А потом долго молчит командир, сосредоточенно прихлебывает ароматный чай, как будто в этом простом действии сейчас – весь смысл мироздания.
- Я вот тоже – сам. Да теперь разницы уже нет – пролетела жизнь. Променял я семью – на небо. Не самая хреновая альтернатива, правда, Леш?
- Не самая, Леонид Саввич. Наоборот было бы хуже, я уверен. Только жалко, что всегда приходится выбирать.
- Да мы всегда выбираем,- вот даже и теперь, между шоколадом и печеньем. А то и другое сразу – слишком сладко, невозможно есть.
Гущин улыбается. Кладет кусок шоколада на песочное печенье – и целиком засовывает в рот, жует, стараясь не морщиться от приторного вкуса. Запивает чаем.
- Видите, все возможно, если потерпеть. Но жить-то счастливо хочется…

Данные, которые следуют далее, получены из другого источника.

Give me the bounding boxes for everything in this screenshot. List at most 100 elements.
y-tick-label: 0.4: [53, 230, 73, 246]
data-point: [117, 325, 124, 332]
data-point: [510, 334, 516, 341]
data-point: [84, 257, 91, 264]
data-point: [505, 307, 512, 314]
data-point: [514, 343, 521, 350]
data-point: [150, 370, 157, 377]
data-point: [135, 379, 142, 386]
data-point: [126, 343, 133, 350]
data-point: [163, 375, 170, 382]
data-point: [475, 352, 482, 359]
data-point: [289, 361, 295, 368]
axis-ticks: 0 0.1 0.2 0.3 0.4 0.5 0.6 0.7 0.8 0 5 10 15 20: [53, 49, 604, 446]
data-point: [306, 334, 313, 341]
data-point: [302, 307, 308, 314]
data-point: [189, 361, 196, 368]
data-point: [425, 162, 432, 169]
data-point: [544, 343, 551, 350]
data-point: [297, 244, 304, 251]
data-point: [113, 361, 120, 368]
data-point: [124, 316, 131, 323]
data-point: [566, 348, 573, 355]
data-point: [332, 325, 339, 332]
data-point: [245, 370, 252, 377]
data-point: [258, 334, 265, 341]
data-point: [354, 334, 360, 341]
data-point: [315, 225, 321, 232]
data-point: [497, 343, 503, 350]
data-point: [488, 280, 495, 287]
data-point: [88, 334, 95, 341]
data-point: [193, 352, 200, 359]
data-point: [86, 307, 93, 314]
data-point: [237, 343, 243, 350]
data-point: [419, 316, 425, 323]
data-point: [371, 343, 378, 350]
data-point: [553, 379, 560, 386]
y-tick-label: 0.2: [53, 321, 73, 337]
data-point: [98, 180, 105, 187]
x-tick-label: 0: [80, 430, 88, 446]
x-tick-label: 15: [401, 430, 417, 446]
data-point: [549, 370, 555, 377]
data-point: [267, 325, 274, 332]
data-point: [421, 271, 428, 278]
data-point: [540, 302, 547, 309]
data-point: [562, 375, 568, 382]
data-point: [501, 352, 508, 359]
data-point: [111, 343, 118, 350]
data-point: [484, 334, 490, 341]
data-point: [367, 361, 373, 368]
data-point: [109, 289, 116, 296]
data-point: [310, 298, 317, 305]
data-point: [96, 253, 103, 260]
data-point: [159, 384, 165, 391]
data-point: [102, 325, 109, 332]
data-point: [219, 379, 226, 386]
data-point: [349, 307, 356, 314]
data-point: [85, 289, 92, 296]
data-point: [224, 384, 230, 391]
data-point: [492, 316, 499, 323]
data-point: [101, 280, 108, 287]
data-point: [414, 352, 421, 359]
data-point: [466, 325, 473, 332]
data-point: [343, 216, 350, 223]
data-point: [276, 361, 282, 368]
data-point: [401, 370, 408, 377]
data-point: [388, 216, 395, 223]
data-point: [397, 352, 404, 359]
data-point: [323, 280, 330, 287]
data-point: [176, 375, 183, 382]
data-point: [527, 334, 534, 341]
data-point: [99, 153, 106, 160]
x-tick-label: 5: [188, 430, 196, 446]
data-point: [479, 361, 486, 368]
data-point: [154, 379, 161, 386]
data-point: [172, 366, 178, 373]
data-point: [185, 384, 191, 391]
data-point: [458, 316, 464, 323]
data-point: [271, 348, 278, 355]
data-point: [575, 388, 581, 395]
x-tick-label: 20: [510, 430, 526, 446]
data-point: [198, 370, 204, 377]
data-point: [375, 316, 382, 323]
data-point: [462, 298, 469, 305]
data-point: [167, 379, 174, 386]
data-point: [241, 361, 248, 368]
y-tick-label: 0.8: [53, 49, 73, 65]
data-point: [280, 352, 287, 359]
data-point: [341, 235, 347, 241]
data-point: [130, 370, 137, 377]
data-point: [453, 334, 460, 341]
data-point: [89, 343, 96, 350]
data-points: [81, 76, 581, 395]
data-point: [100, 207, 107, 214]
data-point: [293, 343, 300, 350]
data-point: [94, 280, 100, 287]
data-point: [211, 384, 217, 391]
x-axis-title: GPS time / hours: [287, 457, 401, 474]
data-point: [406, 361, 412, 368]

- Давай-ка спать, философ-экспериментатор. Диван один, но он раскладывается, поместимся. В душ пойдешь?
…Простыни пахнут лавандовым кондиционером, холодят разнеженную теплой водой спину. Леонид возится на кухне, споласкивает чашки, ставит в безупречном порядке на полку. Вот такой он и есть – вся жизнь кувырком, а себе не изменяет. Есть у кого поучиться второму пилоту.
Диван тихонько скрипит под тяжестью тела, на уровне глаз – голое смуглое плечо. Крепкое плечо, надежное. И как всегда, на одном порыве, не думая, Гущин утыкается в него горячим лбом, ожидая резкой отповеди – но вместо этого чувствует в своих волосах сухое, спокойное прикосновение. Командир гладит его по голове, шепчет:
- Пацан ты мой. Непутевый.
- Оба мы с вами … непутевые,- отвечает Лешка, и, поймав ласкающую его руку, благодарно прижимает к щеке теплую ладонь.